It isn't as secure as a crate FOR THE DOG, but it will have to do. My reasons were I can't fit 2 regular airy metal or airline crates side by side without losing the 2nd row for my kids, and I could not find a single crate that had enough room for 2 dogs, excpet for the huge varicrate. With the gate, when I do not have the dogs I can still use the cargo space without having to ask for help moving very heavy crate/s out of truck. The double crate versions of these are very big and very heavy.

But this was the big reason quite frankly, this will only sound awful to people who are not kid people I suppose...but if I am rear ended hard with my kids in the 2nd row, I'd rather the dog flew around than have 2 big heavy crash rated crates slam into the backs of their seats/heads. The passenger area divider gate is very light and secured to headrests with zip ties. My dogs are pretty stay put dogs. The passenger area divider gate is more to keep them off the leather seats. 

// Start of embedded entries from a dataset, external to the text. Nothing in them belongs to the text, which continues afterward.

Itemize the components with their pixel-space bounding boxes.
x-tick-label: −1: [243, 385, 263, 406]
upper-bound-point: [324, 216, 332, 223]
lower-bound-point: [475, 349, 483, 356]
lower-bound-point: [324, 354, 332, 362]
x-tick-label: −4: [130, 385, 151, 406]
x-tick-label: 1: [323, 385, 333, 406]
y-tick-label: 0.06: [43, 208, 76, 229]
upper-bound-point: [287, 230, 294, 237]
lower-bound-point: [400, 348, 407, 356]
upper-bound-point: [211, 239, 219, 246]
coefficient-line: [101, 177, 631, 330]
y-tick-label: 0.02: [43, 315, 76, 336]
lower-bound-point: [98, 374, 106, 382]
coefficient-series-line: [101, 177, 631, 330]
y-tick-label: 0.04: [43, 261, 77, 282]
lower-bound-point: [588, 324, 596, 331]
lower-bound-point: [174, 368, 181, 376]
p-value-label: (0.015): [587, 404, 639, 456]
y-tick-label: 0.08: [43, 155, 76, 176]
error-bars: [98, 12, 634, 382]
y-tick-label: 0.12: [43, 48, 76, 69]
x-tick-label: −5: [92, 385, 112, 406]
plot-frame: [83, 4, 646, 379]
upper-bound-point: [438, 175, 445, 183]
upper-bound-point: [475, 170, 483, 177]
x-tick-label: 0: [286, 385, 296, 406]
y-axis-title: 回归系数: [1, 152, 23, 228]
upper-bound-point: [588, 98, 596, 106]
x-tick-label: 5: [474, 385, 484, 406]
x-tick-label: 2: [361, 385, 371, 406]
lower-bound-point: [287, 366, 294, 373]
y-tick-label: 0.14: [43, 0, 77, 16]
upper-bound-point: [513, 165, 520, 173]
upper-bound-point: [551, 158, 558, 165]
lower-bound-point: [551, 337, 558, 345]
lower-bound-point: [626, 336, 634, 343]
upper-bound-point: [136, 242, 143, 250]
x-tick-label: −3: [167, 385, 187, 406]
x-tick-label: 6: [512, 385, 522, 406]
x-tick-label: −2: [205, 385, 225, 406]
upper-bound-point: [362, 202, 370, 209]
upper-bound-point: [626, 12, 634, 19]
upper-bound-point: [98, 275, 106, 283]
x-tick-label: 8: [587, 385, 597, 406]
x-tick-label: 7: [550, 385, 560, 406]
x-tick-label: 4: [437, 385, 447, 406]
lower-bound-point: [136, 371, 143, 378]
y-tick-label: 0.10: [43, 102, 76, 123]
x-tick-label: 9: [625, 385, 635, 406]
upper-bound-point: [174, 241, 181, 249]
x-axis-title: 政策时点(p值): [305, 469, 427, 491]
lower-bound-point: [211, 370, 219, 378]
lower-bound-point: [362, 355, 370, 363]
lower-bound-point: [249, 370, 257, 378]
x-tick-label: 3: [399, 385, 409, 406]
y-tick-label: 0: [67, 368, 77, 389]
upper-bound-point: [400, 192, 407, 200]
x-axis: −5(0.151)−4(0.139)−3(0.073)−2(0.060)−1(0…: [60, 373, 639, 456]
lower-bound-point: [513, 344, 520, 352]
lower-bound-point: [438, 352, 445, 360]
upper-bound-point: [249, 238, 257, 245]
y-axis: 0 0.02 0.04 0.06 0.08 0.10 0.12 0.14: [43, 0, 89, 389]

Sometimes with kids and dogs and lots of planned fun trips you just have to do what is the least bad lol

My set up. In addition to varigate I have a horse stall mat I have to pick up from the farm supply store, a reflective tarp made specifically for keeping kennels and cars cooler, and a Ryobi 18 v fan that is great. Bought an extra rechargeable battery for it as well. Ready for the summer:


----------



## CometDog (Aug 22, 2017)

Oh and yes I did check with Honda. The limit for each anchor is 65 pounds minus gear weight. The crash crate is 82 pounds and dogs are 85 and 60 pounds. So almost a full 100lbs over what the cars say the anchors can handle. So all that came into play.


----------



## Thecowboysgirl (Nov 30, 2006)

My small horse rides in a 700 Impact ? I had a truck already so he has his own apartment in the cap.


----------